Breaking News

https://youtu.be/baf3VlHdXto?si=XGJvc-8JiC3mj-OS

KASUS PALOP0 TAK BOLEH DITUTUP DAMAI — NEGARA WAJIB HADIR


Palopo, Senin 22 Desember 2025
Kasus dugaan pemaksaan aborsi terhadap seorang perempuan berusia 19 tahun di Kota Palopo, Sulawesi Selatan, dinilai bukan sekadar persoalan moral atau konflik pribadi, melainkan indikasi tindak pidana serius dan pelanggaran hak asasi manusia (HAM). Upaya “damai” dalam perkara ini justru memunculkan dugaan pembiaran kejahatan terhadap nyawa dan tubuh perempuan.

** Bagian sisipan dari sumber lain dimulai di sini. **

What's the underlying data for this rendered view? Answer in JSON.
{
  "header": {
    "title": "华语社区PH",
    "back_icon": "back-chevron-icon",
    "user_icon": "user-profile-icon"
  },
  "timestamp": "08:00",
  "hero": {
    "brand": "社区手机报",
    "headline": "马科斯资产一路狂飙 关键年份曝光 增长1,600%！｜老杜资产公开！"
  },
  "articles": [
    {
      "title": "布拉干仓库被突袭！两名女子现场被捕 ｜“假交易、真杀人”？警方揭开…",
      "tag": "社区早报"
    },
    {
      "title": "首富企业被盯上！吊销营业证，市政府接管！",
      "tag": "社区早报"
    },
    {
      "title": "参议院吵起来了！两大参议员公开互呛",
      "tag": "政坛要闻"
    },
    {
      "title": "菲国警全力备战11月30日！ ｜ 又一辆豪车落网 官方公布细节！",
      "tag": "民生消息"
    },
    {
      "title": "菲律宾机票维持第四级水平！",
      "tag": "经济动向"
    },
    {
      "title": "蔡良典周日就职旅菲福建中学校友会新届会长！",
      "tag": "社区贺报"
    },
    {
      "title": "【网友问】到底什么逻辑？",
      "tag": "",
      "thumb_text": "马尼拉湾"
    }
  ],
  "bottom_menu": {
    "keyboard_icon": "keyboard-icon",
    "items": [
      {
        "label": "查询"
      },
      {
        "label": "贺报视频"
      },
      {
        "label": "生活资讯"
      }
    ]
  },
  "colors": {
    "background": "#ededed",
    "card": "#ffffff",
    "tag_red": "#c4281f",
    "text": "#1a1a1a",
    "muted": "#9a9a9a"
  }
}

Keluarga korban menegaskan bahwa perkara ini tidak sah diselesaikan melalui pencabutan laporan, sebab aborsi bukan delik aduan, terlebih jika dilakukan secara paksa dan mengakibatkan kematian janin yang diketahui sempat hidup selama dua hari. Fakta ini memperkuat dugaan kejahatan terhadap nyawa, sebagaimana diatur dalam KUHP dan UU Kesehatan.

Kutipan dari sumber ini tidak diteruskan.